After finishing her morning prayer, Fatimah usually sat down to recite a chapter from the Holy Qur'an. She always found great pleasure in reading each verse as she thought about the sublime meaning of the Divine words. At such times, she felt as though she on a higher plane, a spiritual world with a sacred atmosphere. The words taught her lessons and flooded her life with new light when she read the Qur'anic verses:
“And one of His signs is that He created mates for you from yourselves that you may find rest in them, and He put between you love and compassion. Most surely, there, are signs in this for people who reflect.” (Al-Rum, 30:21)
“And they who say: Oh our Lord! Grant us in our wives and our offspring the joy of our eyes and make us guides to those who guard (against evil).” (Al-Furqan, 25:74)
The words reminded her of famous Muslim believers. She gave a deep sigh. She really felt quite sad when she saw some Muslims failing to continue striving towards perfection. However, there were still promising examples. She thought about her friend, Khadijah, who had just begun her married life and was visiting some holy shrines during her honeymoon. Khadijah was a good Muslim sister who chose her partner carefully and according to religious measures. She rejected all anti-Islamic traditions that distorted the meaning and essence of marriage.
She always said that, according to Islam, marriage is the first brick of a foundation in raising a generation of good believers. Fatimah beseeched Allah to guide her dear friend along the right path in her new life. She had barely finished her prayer when one of her Muslim friends rang the doorbell. She had come to tell Fatimah that Khadijah had returned from her honeymoon and that she had settled in her new home. Fatimah rushed to put on her hijab to go and visit her, but the sister told Fatimah it was too early to go that day, and that Khadijah was not quite ready to receive visitors. Fatimah was surprised. How could Khadijah refuse a Muslim sister's visit? She felt sad and said, "I can hardly believe this. Why don't we go and clear up the matter?”
The sister replied, “Oh, perhaps Khadijah will be annoyed for some particular reason."
Fatimah said, "Yes, it may be so. Otherwise, she would not refuse her sister's visit simply because she lacked furniture or some similar reason. She has never been concerned about materialistic things."
Fatimah spent that day depressed. She feared Khadijah might yield to the false values of society, yet she knew that her friend was a good believer and would not change easily.

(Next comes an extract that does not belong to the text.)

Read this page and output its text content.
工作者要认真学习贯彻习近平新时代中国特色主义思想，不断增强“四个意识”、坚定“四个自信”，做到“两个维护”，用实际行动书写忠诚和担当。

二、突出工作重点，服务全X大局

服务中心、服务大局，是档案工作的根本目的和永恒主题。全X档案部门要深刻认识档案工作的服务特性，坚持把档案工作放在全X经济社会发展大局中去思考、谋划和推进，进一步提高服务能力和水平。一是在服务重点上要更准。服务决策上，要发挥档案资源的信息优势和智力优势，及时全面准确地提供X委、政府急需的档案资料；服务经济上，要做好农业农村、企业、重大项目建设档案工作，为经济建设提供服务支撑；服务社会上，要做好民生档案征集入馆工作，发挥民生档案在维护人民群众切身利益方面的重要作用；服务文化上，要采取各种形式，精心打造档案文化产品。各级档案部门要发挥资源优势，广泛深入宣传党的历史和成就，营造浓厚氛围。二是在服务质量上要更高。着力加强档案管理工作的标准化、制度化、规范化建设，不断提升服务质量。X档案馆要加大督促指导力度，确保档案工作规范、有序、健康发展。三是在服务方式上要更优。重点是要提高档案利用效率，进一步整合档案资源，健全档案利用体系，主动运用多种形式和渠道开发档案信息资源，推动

At nine o'clock that evening, the doorbell rang and Fatimah went to open it. She was so pleased to see Khadijah standing there that she could hardly believe her eyes. They exchanged kisses and words of welcome and Fatimah congratulated Khadijah, and told her of her desire to visit her. Khadijah expressed surprise at the delay in visiting her, but Fatimah said, "Have you not announced that you are not ready to receive friends?”
Khadijah replied, “Why should I? I have missed you all so much and have been waiting for your visit since my arrival."
Fatimah said, "Well someone said that your house was not fit yet for visitors."
Khadijah was surprised and said, "Oh, dear! Since when have I cared for such trifles? How can you believe it?" Fatimah was pleased to hear this. She said, “Praise is to Allah! How happy I am to hear you say this! But such un-Islamic rumors should be stopped. We are quite happy that you have begun your married life in harmony with your religious beliefs. We shall soon visit you, God willing."
Khadijah warmly replied, “You are all welcome any time; the sooner, the better."
The next morning Fatimah phoned the other sisters and told them of her proposed visit to Khadijah on that day. While she was thinking about telling her cousin, she heard her talking to her mother. Fatimah went to her and asked her to join them, but her cousin said, “Oh, thank you, but..."
Fatimah was surprised at her cousin's answer, and asked, “What is the matter with you? Didn't you say that you wanted to go with us?"
Her cousin replied, “Yes, but it is clear that you do not want me to accompany you."
Fatimah was amazed. “What makes you think so?" she asked.
Her cousin answered, " How can you inform me of the visit on the same day? How am I to get ready when I need at least two days to get anew dress and buy a nice present? Do you think I can go without a gift?"
Fatimah said, “Not necessarily. A present can enhance friendship and is recommended in our religion. But buying a present should not cause financial strain. Otherwise, it seems as if it were a tax to be paid. A present can be something simple and still special. Our Prophet (SAWS) used to accept even a cup of milk as a present."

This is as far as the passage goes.